= Mazhir ben Abraham =

Mazhir ben Abraham (Hebrew: מזהיר בן אברהם, died after 1191), known as Rabbi Mazhir the Third (Hebrew: רבינו מזהיר השלישי) was a senior member of the remnant of the Palestinian Gaonate in Damascus, a cantor, and a liturgical poet.

== Overview ==
Mazhir was the son of Abraham ben Mazhir, the Gaon in Damascus. Mazhir first appears in a poem of Isaac Ibn Ezra from 1142 dedicated to Mazhir's father that mentions his four children, including Mazhir. When Benjamin of Tudela visited Damascus in around 1168 he does not mention Mazhir, who had not yet assumed his position as the Third.

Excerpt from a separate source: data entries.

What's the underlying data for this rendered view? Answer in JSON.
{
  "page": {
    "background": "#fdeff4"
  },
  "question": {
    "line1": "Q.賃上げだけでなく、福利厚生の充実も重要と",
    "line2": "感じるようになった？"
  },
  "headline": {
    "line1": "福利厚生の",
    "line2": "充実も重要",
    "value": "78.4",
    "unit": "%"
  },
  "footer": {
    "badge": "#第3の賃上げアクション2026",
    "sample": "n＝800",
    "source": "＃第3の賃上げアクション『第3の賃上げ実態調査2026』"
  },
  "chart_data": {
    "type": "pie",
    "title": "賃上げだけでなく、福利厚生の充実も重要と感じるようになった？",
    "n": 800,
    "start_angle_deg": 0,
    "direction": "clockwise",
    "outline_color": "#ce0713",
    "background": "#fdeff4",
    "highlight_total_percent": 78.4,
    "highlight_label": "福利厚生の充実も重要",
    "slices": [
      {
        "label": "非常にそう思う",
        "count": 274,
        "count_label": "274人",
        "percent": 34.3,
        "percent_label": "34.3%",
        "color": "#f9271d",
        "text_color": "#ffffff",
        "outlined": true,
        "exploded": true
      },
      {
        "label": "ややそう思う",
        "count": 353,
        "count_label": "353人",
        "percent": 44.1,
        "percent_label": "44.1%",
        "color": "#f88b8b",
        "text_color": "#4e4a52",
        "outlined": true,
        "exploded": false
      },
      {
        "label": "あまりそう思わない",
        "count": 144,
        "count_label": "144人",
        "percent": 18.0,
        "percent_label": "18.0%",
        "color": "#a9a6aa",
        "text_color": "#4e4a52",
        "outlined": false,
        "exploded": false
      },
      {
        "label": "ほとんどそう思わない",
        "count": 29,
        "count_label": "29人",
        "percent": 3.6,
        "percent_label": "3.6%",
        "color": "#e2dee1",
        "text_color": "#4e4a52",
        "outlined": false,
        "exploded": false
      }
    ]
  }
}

A letter from the Iraqi Gaon Samuel ben Ali from 1191 mentions "the honorable elderly Mazhir the Third". Scholars debate how to interpret the letter. According to Assaf and Fleischer the letter was written to Mazhir, who was then leading the Yeshiva but for whatever reason did not assume the title Gaon and remained as "The Third" (the level below Av Beit Din in the Palestinian Yeshiva). Mann disagreed and read the letter as saying that Mazhir was serving as the Third under a nephew of his, Abraham, a son of his brother Ezra.

Mazhir was also a cantor. This is known from the fact that he signs his name in one of the acrostics of his poems as "Mazhir the cantor".

A poem in honor of Mazhir was found in the Cairo Genizah.

== Poetry ==
Mazhir was a paytan, a liturgical poet, and a number of his compositions have survived, primarily in mahzorim of the Old Aleppo Rite. His poetry has been gathered and published with critical notes by Ezra Fleischer. Mazhir is unique among paytanim in his consistent use of enjambment in his poems.